A fire at a distillery warehouse destroyed more than 17,000 oaken barrels of Wild Turkey and sent flaming bourbon into the water supply, forcing schools and businesses in this town of 8,000 to close yesterday.
The liquor never got into the tap water, because the water plant shut down as the bourbon - some of it superbly well-aged at 15 years old - splashed by on its way into the Kentucky River. But the warehouse about 100 yards up the hill was reduced to rubble in the blaze yesterday.
Townspeople joked about drunken fish and free drinks down at the waterfront.
"I just tell them we're having Happy Hour at the river later. Just bring their own bucket," said city worker Debbie Steele.
There were no injuries in the blaze, though two firefighters were treated for heat exhaustion.
The cause of the fire is under investigation.
Workers at the Boulevard Distillers plant were on strike for about four weeks until about a month ago. But Gregg Snyder, managing director of the plant, said he had no reason to believe the blaze was related to the labor dispute.
Yesterday, water plant workers tried to get pumping again, and distillery employees bottled bourbon from the remaining 11 warehouses.
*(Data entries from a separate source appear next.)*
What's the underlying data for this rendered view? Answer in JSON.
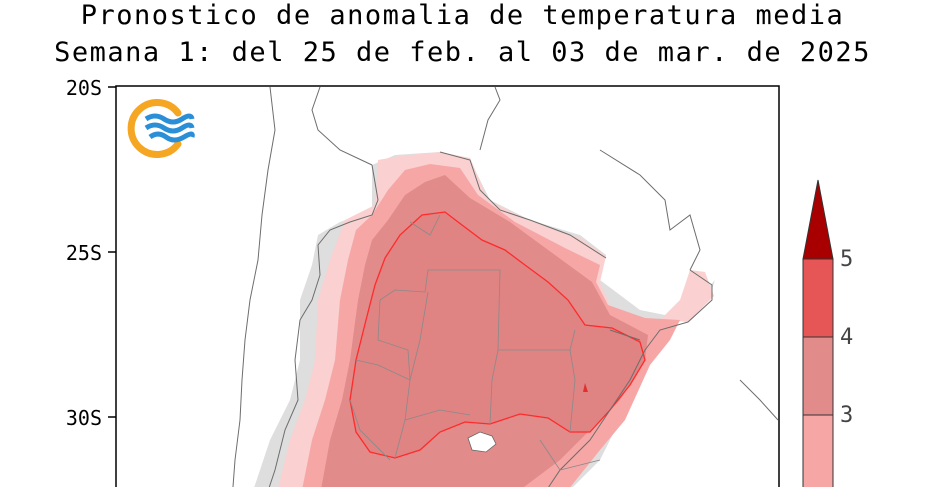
{
  "title": {
    "line1": "Pronostico de anomalia de temperatura media",
    "line2": "Semana 1: del 25 de feb. al 03 de mar. de 2025"
  },
  "latitude_labels": [
    "20S",
    "25S",
    "30S"
  ],
  "colorbar": {
    "labels": [
      "5",
      "4",
      "3"
    ],
    "colors": {
      "above_5": "#a80000",
      "4_to_5": "#e65656",
      "3_to_4": "#e28b8b",
      "2_to_3": "#f7a6a6",
      "1_to_2": "#fac8c8",
      "0_to_1": "#fde3e3"
    }
  },
  "logo": {
    "icon": "smn-logo-icon",
    "colors": {
      "ring": "#f5a623",
      "waves": "#2a8fd6"
    }
  }
}
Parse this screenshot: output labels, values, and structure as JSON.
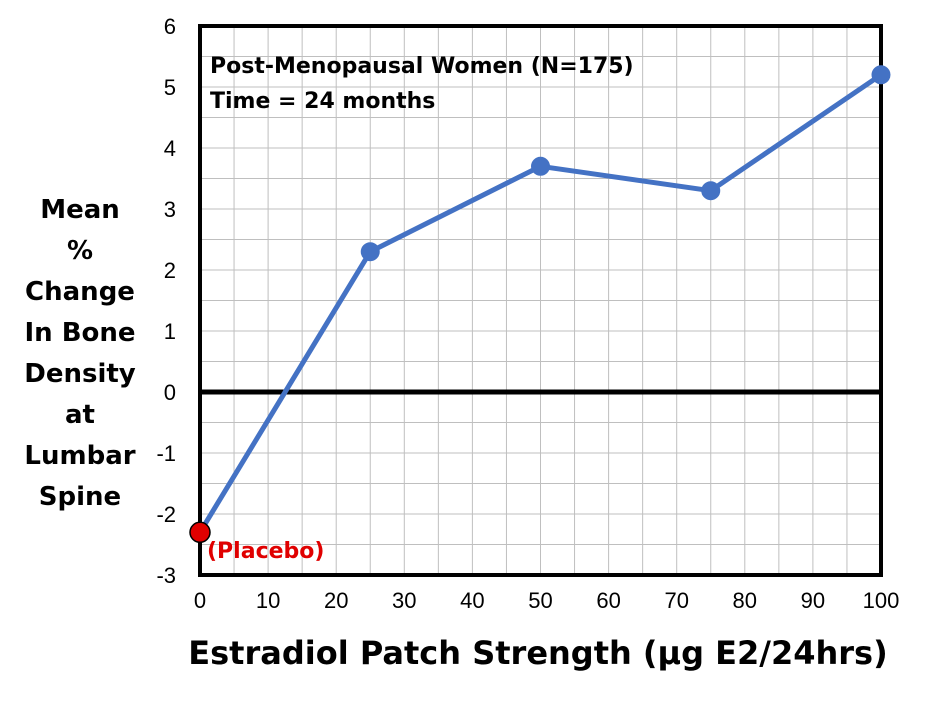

Snyder said there is plenty of bourbon in the remaining warehouses at the plant, which employs 150 workers, and supplies should not be affected.
Environmental officials found no fish kills and said no other community water supplies were in danger.
The capital, Frankfort, is about 15 miles down river.
This is the heart of bourbon country in a state known for thoroughbreds, bluegrass and bourbon, a breed of whiskey made for sipping. It's also the main ingredient in mint juleps, a drink made famous by the Kentucky Derby horse race.
At one time, there were 16 distilleries in Anderson County alone. Mergers and closings have concentrated the business, leaving only 16 distilleries in all of Kentucky. Bourbon must, by federal decree, contain at least 51 percent corn, along with wheat, rye, barley, other grains and yeast. It is aged in 53-gallon oaken casks for years, sometimes as little as four, or as many as 15. Workers at the water plant reported hearing an explosion and watching the warehouse reduced to a burning heap in a few minutes. The warehouses are about seven stories high, with wooden frames and tin siding, and contain young bourbon that is more volatile than the well-aged stuff. Snyder said the barrels lost in the fire had been stored anywhere from three months to 15 years.